Diduga Serobot Lahan Warga, Bupati Kotawaringin Barat Dipolisikan
[ad_1]
Wikimedan – Bupati Kotawaringin Barat Nurhidayah dilaporkan ke Bareskrim Mabes Polri. Dia diduga melakukan perbuatan melawan hukum atas tanah seluas 10 hektare di Kampung Baru, Kecamatan Arut Selatan, Kotawaringin Barat, Kalimantan Tengah.
Namun tak hanya Nurhidayah, sejumlah pejabat Kotawaringin Barat turut dilaporkan lantaran diduga merebut tanah milik seorang warga. “Mereka diduga bersekongkol melakukan perbuatan jahat untuk merampas dan menguasai tanah ahli waris Brata Ruswanda,” ujar Kamaruddin Simanjuntak, Kuasa Hukum ahli waris Brata Ruswanda di Bareskrim Polri, Kamis (4/10).

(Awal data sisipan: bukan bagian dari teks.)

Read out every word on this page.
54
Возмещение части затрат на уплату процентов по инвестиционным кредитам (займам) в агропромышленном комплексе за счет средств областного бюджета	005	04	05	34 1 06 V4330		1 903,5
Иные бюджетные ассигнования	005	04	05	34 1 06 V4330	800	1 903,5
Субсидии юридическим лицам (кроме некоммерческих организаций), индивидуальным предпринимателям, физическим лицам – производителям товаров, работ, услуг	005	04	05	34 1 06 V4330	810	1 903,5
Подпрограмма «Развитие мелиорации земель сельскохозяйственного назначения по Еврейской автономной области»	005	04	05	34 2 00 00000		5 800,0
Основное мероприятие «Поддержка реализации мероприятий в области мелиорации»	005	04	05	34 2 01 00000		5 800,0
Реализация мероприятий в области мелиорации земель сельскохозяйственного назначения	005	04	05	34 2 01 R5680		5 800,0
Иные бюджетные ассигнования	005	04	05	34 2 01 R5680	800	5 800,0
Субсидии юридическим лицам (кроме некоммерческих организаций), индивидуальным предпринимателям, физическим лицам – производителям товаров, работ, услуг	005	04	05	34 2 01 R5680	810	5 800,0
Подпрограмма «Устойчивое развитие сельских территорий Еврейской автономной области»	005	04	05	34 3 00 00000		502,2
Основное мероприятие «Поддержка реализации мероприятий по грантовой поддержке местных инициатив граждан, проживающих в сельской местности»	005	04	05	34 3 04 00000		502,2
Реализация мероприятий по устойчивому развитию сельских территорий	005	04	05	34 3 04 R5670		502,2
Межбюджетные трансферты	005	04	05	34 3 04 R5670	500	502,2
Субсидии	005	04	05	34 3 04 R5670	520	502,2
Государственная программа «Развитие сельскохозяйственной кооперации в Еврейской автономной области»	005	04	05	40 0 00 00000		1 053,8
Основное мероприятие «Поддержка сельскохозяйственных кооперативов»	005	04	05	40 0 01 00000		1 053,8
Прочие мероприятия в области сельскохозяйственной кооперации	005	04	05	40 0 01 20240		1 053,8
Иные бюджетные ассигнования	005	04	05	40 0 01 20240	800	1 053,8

Kamaruddin mengatakan pihaknya melaporkan dua tindak pidana sekaligus. Pertama, dugaan pemalsuan surat yang dilakukan dengan seolah-olah ada SK Gubernur Provinsi Kalimantan Tengah. Dalam surat itu, dinyatakan tanah ahli waris menjadi milik Pemkot Kotawaringin Barat. SK Gubernur itu katanya dipakai sebagai bukti di pengadilan.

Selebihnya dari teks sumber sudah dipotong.